Reporting Requirements for Annual Financial Reports of State Agencies and Universities
Agency Funds (FT09)
Definition and Purpose
Agency funds are used to account for the assets held for distribution by the state as an agent for another entity for which the government has custodial responsibility and accounts for the flow of assets. Agency funds are custodial in nature and do not involve measurement of operations and provide the most appropriate mechanism for accounting for assets and liabilities.
Per GASB 34, paragraph 111, when an agency fund is used as a clearing account to distribute financial resources to other funds of the agency, the portion of the balance that belongs in other funds is not reported in the agency fund but rather in governmental or proprietary funds, as appropriate.

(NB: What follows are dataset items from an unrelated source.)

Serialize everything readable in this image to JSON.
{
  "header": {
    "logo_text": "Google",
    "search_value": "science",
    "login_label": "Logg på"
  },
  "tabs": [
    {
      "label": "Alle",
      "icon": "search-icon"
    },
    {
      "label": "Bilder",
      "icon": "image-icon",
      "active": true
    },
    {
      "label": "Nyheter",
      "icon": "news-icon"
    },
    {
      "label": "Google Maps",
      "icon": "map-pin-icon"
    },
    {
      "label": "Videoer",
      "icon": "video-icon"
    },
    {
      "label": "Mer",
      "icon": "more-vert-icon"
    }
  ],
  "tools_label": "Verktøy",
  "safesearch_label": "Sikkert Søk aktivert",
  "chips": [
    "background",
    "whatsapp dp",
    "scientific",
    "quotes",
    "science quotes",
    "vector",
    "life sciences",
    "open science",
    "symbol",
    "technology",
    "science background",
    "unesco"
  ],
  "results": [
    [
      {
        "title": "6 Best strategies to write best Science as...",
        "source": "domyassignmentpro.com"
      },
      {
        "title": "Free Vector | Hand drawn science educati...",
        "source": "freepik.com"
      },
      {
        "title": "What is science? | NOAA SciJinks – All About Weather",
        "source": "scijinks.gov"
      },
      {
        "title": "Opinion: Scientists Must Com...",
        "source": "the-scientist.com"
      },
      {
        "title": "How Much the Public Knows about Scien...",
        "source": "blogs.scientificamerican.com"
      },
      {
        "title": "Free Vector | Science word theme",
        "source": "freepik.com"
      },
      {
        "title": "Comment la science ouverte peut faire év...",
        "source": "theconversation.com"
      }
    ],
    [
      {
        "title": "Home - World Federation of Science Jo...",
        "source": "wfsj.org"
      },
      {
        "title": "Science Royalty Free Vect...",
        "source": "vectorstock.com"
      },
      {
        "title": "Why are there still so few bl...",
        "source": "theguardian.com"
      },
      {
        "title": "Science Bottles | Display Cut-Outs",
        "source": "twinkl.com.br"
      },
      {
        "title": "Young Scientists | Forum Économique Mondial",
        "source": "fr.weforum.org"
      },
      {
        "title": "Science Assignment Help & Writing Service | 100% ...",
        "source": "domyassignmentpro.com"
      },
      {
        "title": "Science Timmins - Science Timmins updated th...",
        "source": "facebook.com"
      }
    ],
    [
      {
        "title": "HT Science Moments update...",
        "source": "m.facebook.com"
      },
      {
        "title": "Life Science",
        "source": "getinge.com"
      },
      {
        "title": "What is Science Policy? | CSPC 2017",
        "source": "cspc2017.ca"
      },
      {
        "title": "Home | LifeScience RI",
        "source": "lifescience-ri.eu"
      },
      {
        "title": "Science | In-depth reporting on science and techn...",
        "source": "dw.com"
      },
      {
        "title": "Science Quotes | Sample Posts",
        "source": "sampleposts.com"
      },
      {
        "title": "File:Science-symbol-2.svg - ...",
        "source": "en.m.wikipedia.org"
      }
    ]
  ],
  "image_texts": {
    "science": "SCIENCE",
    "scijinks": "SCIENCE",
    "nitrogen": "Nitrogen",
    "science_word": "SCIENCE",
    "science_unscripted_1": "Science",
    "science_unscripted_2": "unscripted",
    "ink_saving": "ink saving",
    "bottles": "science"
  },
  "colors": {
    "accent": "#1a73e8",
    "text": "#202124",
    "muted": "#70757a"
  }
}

Suspense fund 0900 cannot be accounted for as a separate fund type due to operational reasons related to the automated systems in place between the agencies and Treasury Operations Division. This requires agencies to clean out the cash balances in their suspense fund throughout the year and especially at the end of the fiscal year. If agencies do not clear out these balances before fiscal year-end, the amounts must be reversed out of fund type 09 and recorded to another appropriate fund type (most often fund type 01) — unless the cash belongs to an outside entity and will be distributed in the next fiscal year. For more information, see Reclassifying Material Cash Balances That Remain in Suspense Fund FT09 at Fiscal Year-End.
Universities must establish their GAAP agency funds as fund type 05 in USAS because all of their funds are considered enterprise funds.